昨日、日銀が臨時の金融政策委員会を招集、追加の金融緩和を実施した。また、それに続けて政府も追加経済対策の基本方針を発表している。

その一方、為替市場に目を転じると円高は止まっていない。というより、対策発表後にむしろ円高が進行した格好だ。いったい何故なのだろうか。理由を色々と考えたが、遅れ馳せながらようやく判った気がする。

答えは簡単。「日本政府(日銀含む)に円高を本気で止める意思がない」からだ。

< 見えない本気の円高阻止姿勢 >

確かに新聞を中心とした事前の報道でかなりの部分が織り込まれ、発表された内容に新味がなかった。また、政府にしても日銀にしても財源などの問題から打つ手が限られていたことも事実だろう。
それらが失望を誘った面は否めない。

しかしながら、本気で円高を懸念し止める意思があれば、たとえ打つ手がなくてもその姿勢はマーケットに必ず伝わるもの。そして当局の真摯な姿勢は、積極的な円買いに動いていた投機筋などを怯ませる。これが本格的なトレンドの反転になるかどうかは別にしても、さらなる円高を抑制する一因にはなる。

ところが、今回は白川総裁の会見などを見ていると当局の姿勢に怖さがまったくない。これでは、ヘッジファンドなどがポジションを閉じる気になるはずがない。
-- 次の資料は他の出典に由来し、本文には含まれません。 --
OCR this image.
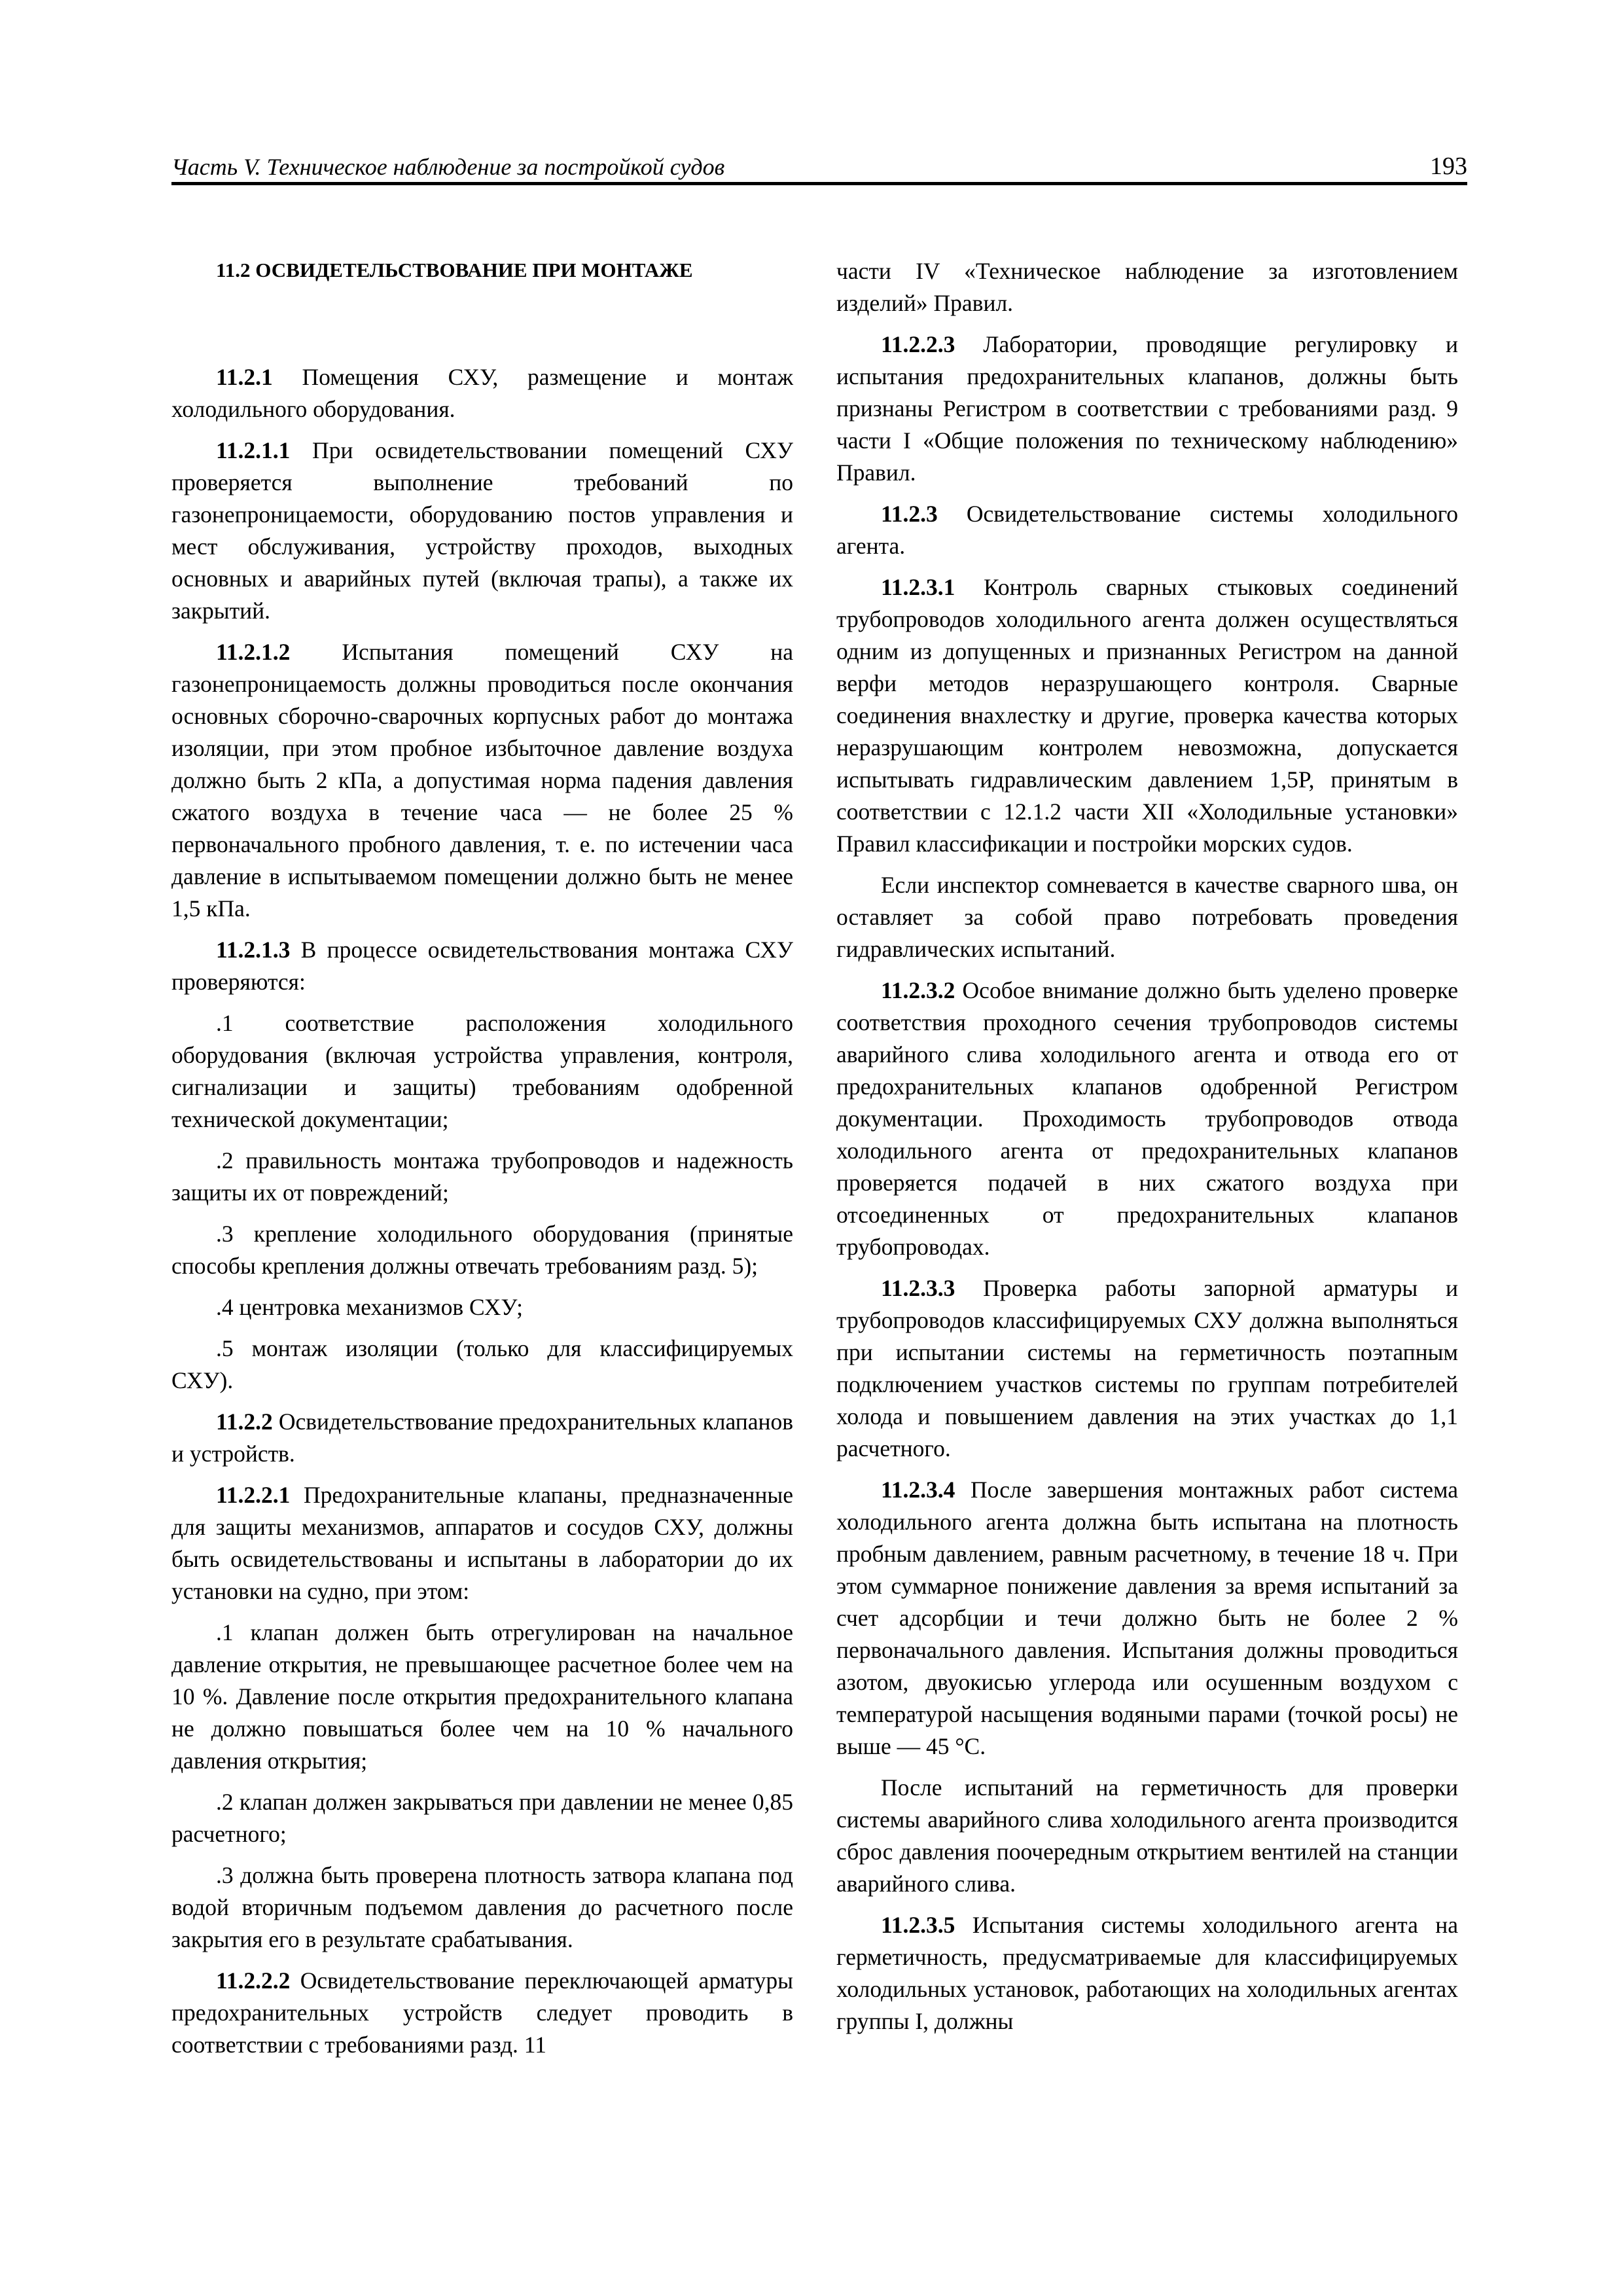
Часть V. Техническое наблюдение за постройкой судов	193

11.2 ОСВИДЕТЕЛЬСТВОВАНИЕ ПРИ МОНТАЖЕ

11.2.1 Помещения СХУ, размещение и монтаж холодильного оборудования.

11.2.1.1 При освидетельствовании помещений СХУ проверяется выполнение требований по газонепроницаемости, оборудованию постов управления и мест обслуживания, устройству проходов, выходных основных и аварийных путей (включая трапы), а также их закрытий.

11.2.1.2 Испытания помещений СХУ на газонепроницаемость должны проводиться после окончания основных сборочно-сварочных корпусных работ до монтажа изоляции, при этом пробное избыточное давление воздуха должно быть 2 кПа, а допустимая норма падения давления сжатого воздуха в течение часа — не более 25 % первоначального пробного давления, т. е. по истечении часа давление в испытываемом помещении должно быть не менее 1,5 кПа.

11.2.1.3 В процессе освидетельствования монтажа СХУ проверяются:

.1 соответствие расположения холодильного оборудования (включая устройства управления, контроля, сигнализации и защиты) требованиям одобренной технической документации;

.2 правильность монтажа трубопроводов и надежность защиты их от повреждений;

.3 крепление холодильного оборудования (принятые способы крепления должны отвечать требованиям разд. 5);

.4 центровка механизмов СХУ;

.5 монтаж изоляции (только для классифицируемых СХУ).

11.2.2 Освидетельствование предохранительных клапанов и устройств.

11.2.2.1 Предохранительные клапаны, предназначенные для защиты механизмов, аппаратов и сосудов СХУ, должны быть освидетельствованы и испытаны в лаборатории до их установки на судно, при этом:

.1 клапан должен быть отрегулирован на начальное давление открытия, не превышающее расчетное более чем на 10 %. Давление после открытия предохранительного клапана не должно повышаться более чем на 10 % начального давления открытия;

.2 клапан должен закрываться при давлении не менее 0,85 расчетного;

.3 должна быть проверена плотность затвора клапана под водой вторичным подъемом давления до расчетного после закрытия его в результате срабатывания.

11.2.2.2 Освидетельствование переключающей арматуры предохранительных устройств следует проводить в соответствии с требованиями разд. 11

части IV «Техническое наблюдение за изготовлением изделий» Правил.

11.2.2.3 Лаборатории, проводящие регулировку и испытания предохранительных клапанов, должны быть признаны Регистром в соответствии с требованиями разд. 9 части I «Общие положения по техническому наблюдению» Правил.

11.2.3 Освидетельствование системы холодильного агента.

11.2.3.1 Контроль сварных стыковых соединений трубопроводов холодильного агента должен осуществляться одним из допущенных и признанных Регистром на данной верфи методов неразрушающего контроля. Сварные соединения внахлестку и другие, проверка качества которых неразрушающим контролем невозможна, допускается испытывать гидравлическим давлением 1,5P, принятым в соответствии с 12.1.2 части XII «Холодильные установки» Правил классификации и постройки морских судов.

Если инспектор сомневается в качестве сварного шва, он оставляет за собой право потребовать проведения гидравлических испытаний.

11.2.3.2 Особое внимание должно быть уделено проверке соответствия проходного сечения трубопроводов системы аварийного слива холодильного агента и отвода его от предохранительных клапанов одобренной Регистром документации. Проходимость трубопроводов отвода холодильного агента от предохранительных клапанов проверяется подачей в них сжатого воздуха при отсоединенных от предохранительных клапанов трубопроводах.

11.2.3.3 Проверка работы запорной арматуры и трубопроводов классифицируемых СХУ должна выполняться при испытании системы на герметичность поэтапным подключением участков системы по группам потребителей холода и повышением давления на этих участках до 1,1 расчетного.

11.2.3.4 После завершения монтажных работ система холодильного агента должна быть испытана на плотность пробным давлением, равным расчетному, в течение 18 ч. При этом суммарное понижение давления за время испытаний за счет адсорбции и течи должно быть не более 2 % первоначального давления. Испытания должны проводиться азотом, двуокисью углерода или осушенным воздухом с температурой насыщения водяными парами (точкой росы) не выше — 45 °С.

После испытаний на герметичность для проверки системы аварийного слива холодильного агента производится сброс давления поочередным открытием вентилей на станции аварийного слива.

11.2.3.5 Испытания системы холодильного агента на герметичность, предусматриваемые для классифицируемых холодильных установок, работающих на холодильных агентах группы I, должны
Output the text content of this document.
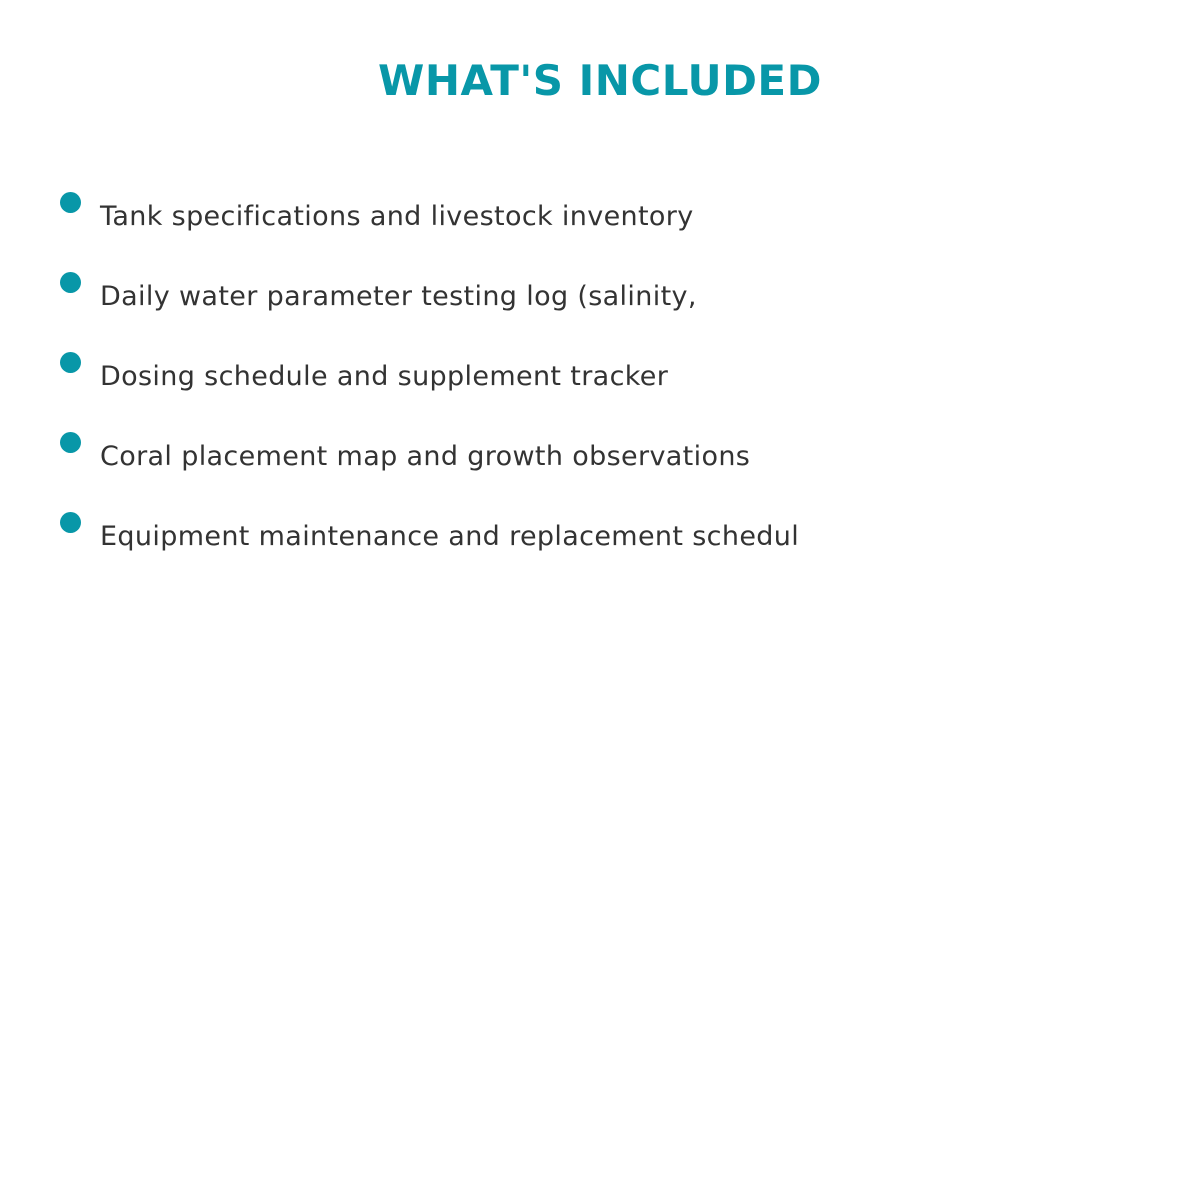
WHAT'S INCLUDED
Tank specifications and livestock inventory
Daily water parameter testing log (salinity,
Dosing schedule and supplement tracker
Coral placement map and growth observations
Equipment maintenance and replacement schedul
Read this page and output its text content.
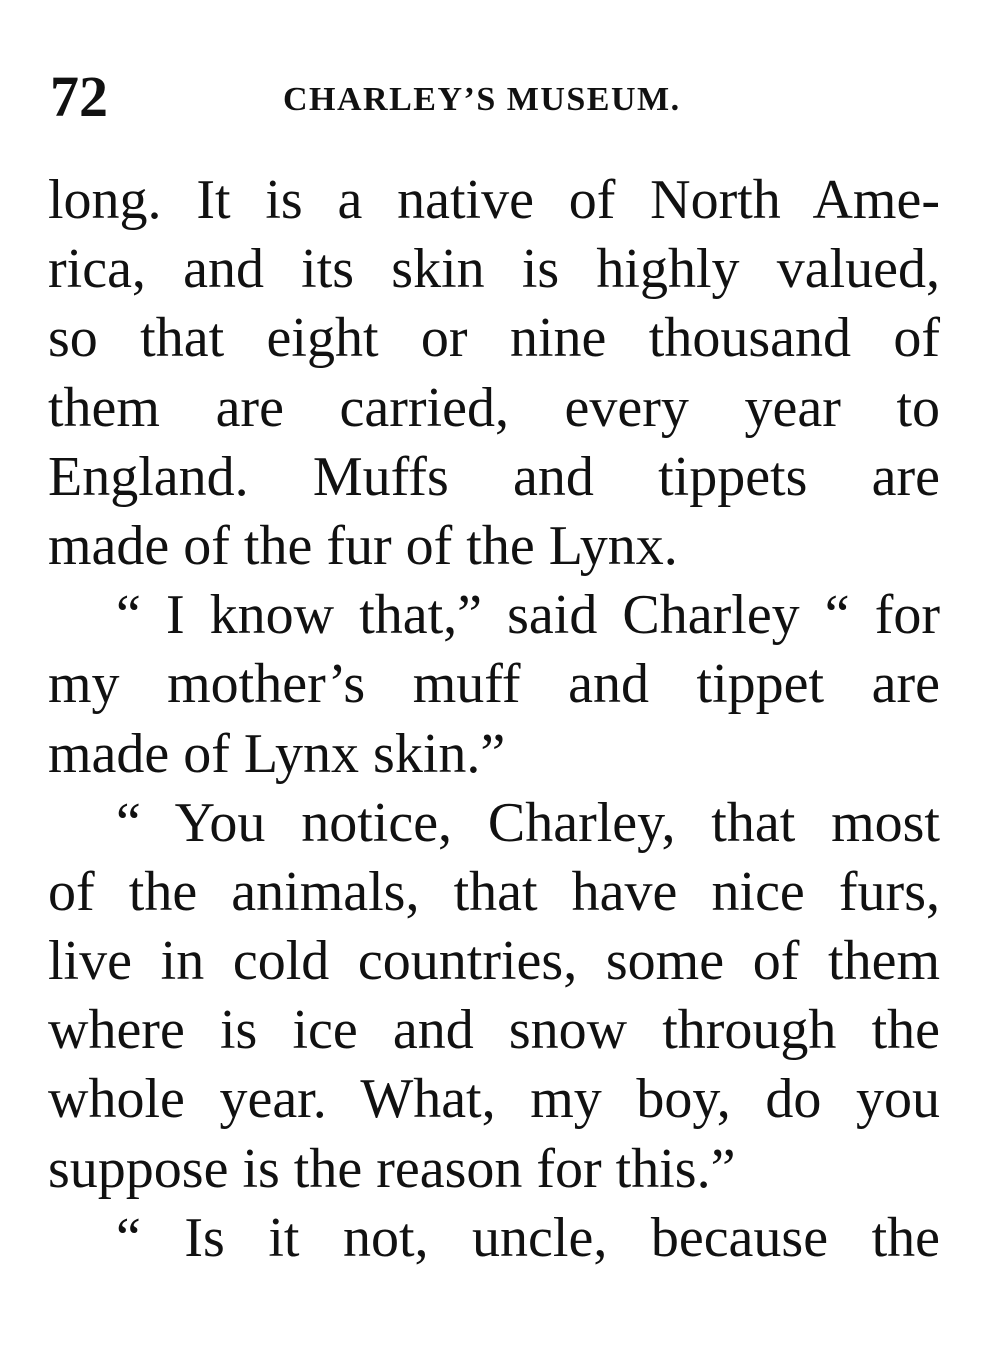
72	CHARLEY’S MUSEUM.
long. It is a native of North Ame-
rica, and its skin is highly valued,
so that eight or nine thousand of
them are carried, every year to
England. Muffs and tippets are
made of the fur of the Lynx.
“ I know that,” said Charley “ for
my mother’s muff and tippet are
made of Lynx skin.”
“ You notice, Charley, that most
of the animals, that have nice furs,
live in cold countries, some of them
where is ice and snow through the
whole year. What, my boy, do you
suppose is the reason for this.”
“ Is it not, uncle, because the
想像すると、政府や日銀は足もとの円高について「日本の要因で起こっていることではない」「日本単独では止められるわけがない」---などと考えて取り組んでいる気がする。

ともかく一番やっていけないことは、場当たり的な対応で、それはときとして悪い流れを加速させる。今回の対応について、それに近い匂いを感じるのは筆者だけだろうか。(了)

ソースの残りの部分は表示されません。